O policial civil e piloto de helicóptero Felipe Marques Monteiro morreu neste domingo (17), aos 46 anos, após ter sido baleado na testa por um tiro de fuzil enquanto pilotava uma aeronave da Polícia Civil do Rio de Janeiro durante uma operação.
A morte foi confirmada por meio de uma publicação nas redes sociais do policial, administradas pela esposa dele, Keidna Marques. A notícia gerou forte repercussão entre colegas de corporação, familiares e autoridades da segurança pública.
Felipe estava internado desde o ataque aéreo registrado durante uma ação policial no estado do Rio de Janeiro. O caso chamou atenção pela gravidade do disparo, que atingiu a região da testa enquanto o agente conduzia o helicóptero oficial.
Na publicação divulgada pela família, a esposa do policial destacou a trajetória de coragem e dedicação de Felipe ao longo da carreira na Polícia Civil.
“Felipe foi um guerreiro do início ao fim”, diz trecho da nota publicada no Instagram.
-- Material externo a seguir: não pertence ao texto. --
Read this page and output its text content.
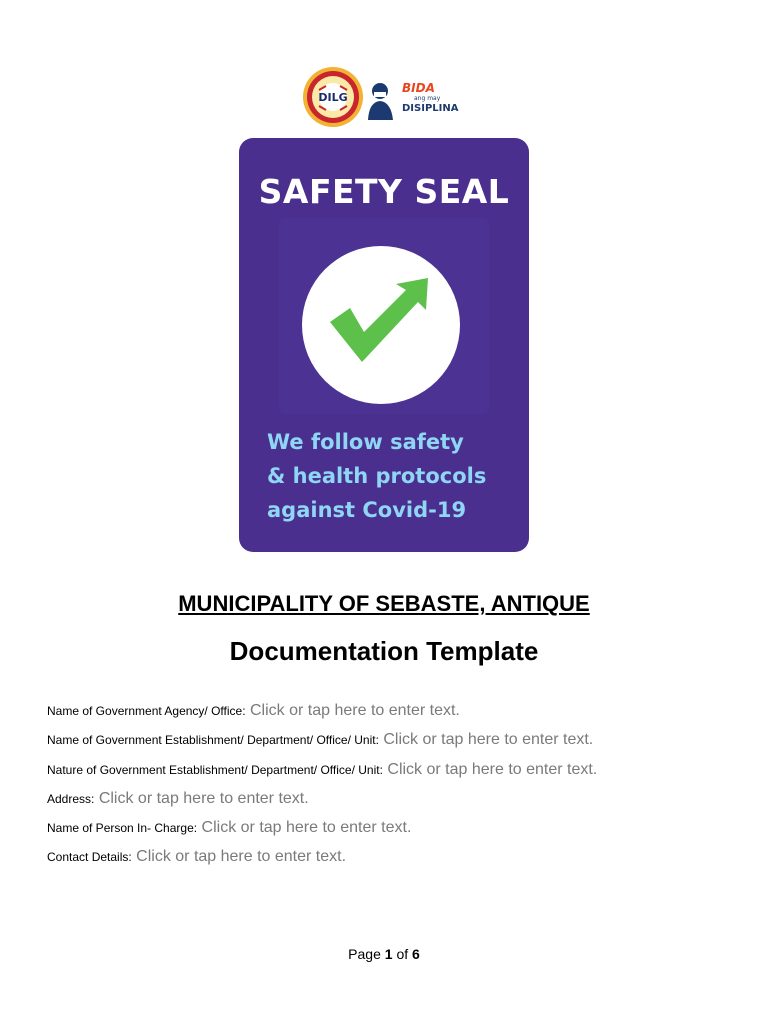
DILG
BIDA
ang may
DISIPLINA
SAFETY SEAL
We follow safety
& health protocols
against Covid-19
MUNICIPALITY OF SEBASTE, ANTIQUE
Documentation Template
Name of Government Agency/ Office: Click or tap here to enter text.
Name of Government Establishment/ Department/ Office/ Unit: Click or tap here to enter text.
Nature of Government Establishment/ Department/ Office/ Unit: Click or tap here to enter text.
Address: Click or tap here to enter text.
Name of Person In- Charge: Click or tap here to enter text.
Contact Details: Click or tap here to enter text.
Page 1 of 6
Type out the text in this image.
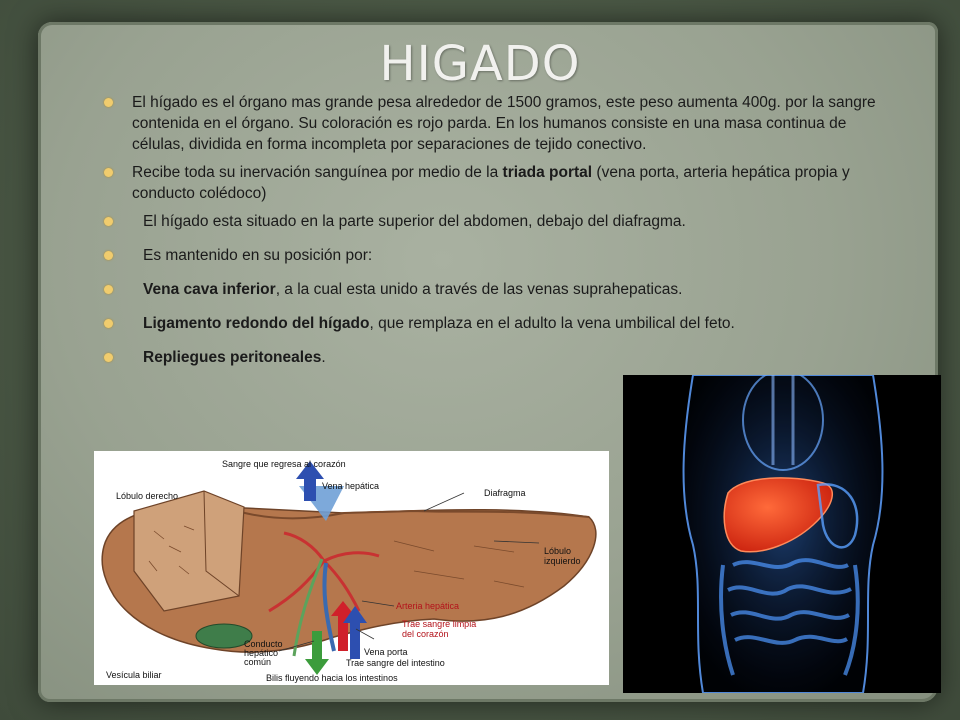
HIGADO
El hígado es el órgano mas grande pesa alrededor de 1500 gramos, este peso aumenta 400g. por la sangre contenida en el órgano. Su coloración es rojo parda. En los humanos consiste en una masa continua de células, dividida en forma incompleta por separaciones de tejido conectivo.
Recibe toda su inervación sanguínea por medio de la triada portal (vena porta, arteria hepática propia y conducto colédoco)
El hígado esta situado en la parte superior del abdomen, debajo del diafragma.
Es mantenido en su posición por:
Vena cava inferior, a la cual esta unido a través de las venas suprahepaticas.
Ligamento redondo del hígado, que remplaza en el adulto la vena umbilical del feto.
Repliegues peritoneales.
Sangre que regresa al corazón
Vena hepática
Lóbulo derecho	Diafragma
Lóbulo
izquierdo
Arteria hepática
Trae sangre limpia
del corazón
Conducto
hepático
común
Vena porta
Trae sangre del intestino
Vesícula biliar	Bilis fluyendo hacia los intestinos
“Hoje nos despedimos de alguém que deixou sua marca por onde passou. Felipe foi um guerreiro do início ao fim, enfrentando cada desafio com coragem, determinação e fé”, informou a mensagem.
A publicação ainda destacou o legado deixado pelo policial civil. “Sua força inspirou, seu exemplo ficará e o seu amor permanecerá em nossos corações para sempre.”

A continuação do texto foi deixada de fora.